Birkaç futbol temsilcisinden biri olan: “Mustafa Çapanoğlu”…

****

Yetersiz hakemlerin “uygulamalı eğitim alanı” haline gelen,

Yanlış düdük çalma seanslarının icra edildiği “Pazar alanı” na dönüşen,

12 Şubat stadının en kötüsü: Ne rakip, ne ev sahibiydi; “kara elbiseli” hakemdi.

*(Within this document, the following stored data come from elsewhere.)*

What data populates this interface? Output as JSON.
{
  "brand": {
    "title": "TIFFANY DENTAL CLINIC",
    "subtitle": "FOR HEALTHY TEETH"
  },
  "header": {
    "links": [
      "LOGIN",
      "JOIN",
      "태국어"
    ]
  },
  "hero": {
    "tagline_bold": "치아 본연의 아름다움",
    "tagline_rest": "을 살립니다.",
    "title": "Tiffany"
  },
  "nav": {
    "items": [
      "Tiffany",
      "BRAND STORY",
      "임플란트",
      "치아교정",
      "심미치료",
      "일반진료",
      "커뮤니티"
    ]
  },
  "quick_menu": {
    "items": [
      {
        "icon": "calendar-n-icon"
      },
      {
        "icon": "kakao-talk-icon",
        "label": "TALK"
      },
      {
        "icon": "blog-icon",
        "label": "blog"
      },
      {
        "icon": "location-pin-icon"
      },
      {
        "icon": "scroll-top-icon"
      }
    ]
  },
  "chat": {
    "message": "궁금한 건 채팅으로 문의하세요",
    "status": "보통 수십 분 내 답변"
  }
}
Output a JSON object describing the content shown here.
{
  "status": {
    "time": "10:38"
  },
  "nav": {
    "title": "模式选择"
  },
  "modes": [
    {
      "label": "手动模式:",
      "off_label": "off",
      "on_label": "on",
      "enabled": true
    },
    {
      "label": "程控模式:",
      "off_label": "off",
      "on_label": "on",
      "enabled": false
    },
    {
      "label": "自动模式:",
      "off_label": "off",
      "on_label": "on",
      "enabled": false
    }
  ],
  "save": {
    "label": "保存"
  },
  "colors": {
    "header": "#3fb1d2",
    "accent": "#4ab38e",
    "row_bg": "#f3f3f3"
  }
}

Takımımız da ise, çeşitli sebepler ile savunma bloğunun tamamı “ilk kez” yan yana oynayınca,

Olması muhtemel, uyumsuzluk ve hataları da beraberinde getirdi,

Geriye düşmemize rağmen son dakikalara kadar devam eden mücadele neticesinde,

Alınan “bir” puan ile ligde kaldığımızın “tescili” yapıldı.

Aslında ceza sahasına girmeden “intihar eden” pozisyonlar yaşatılabilseydi,

Uzatma dakikalarında galibiyet bile alınabilirdi…

Bu grupta her takımda oynayabilecek,

İstek,arzu ve motivasyonunu kaybetmiş, fizik gücü düşmüş santrafor Ramazan Yakup,

Oynadığı en kötü maçta, “tek” olumlu hareketi ile maçı “gol” ile süsledi,

Artık, küme düşme olasılığı, bu maç ile birlikte “son” bulmuştur,

Birkaç yıldır son haftalara taşınan “stres bulutları” da erken dağılmıştır,

Futbolcuların ortaya koyduğu mücadeleninde “alnından öpmek” gerekmektedir,

“O” ya da “bu” sebeple “Büyükşehir” etiketine sahip bir şehir takımı için,

Kümede kalmak bir başarı mıdır? Yoksa başarısızlığın bir tik üstü müdür? Tartışılır…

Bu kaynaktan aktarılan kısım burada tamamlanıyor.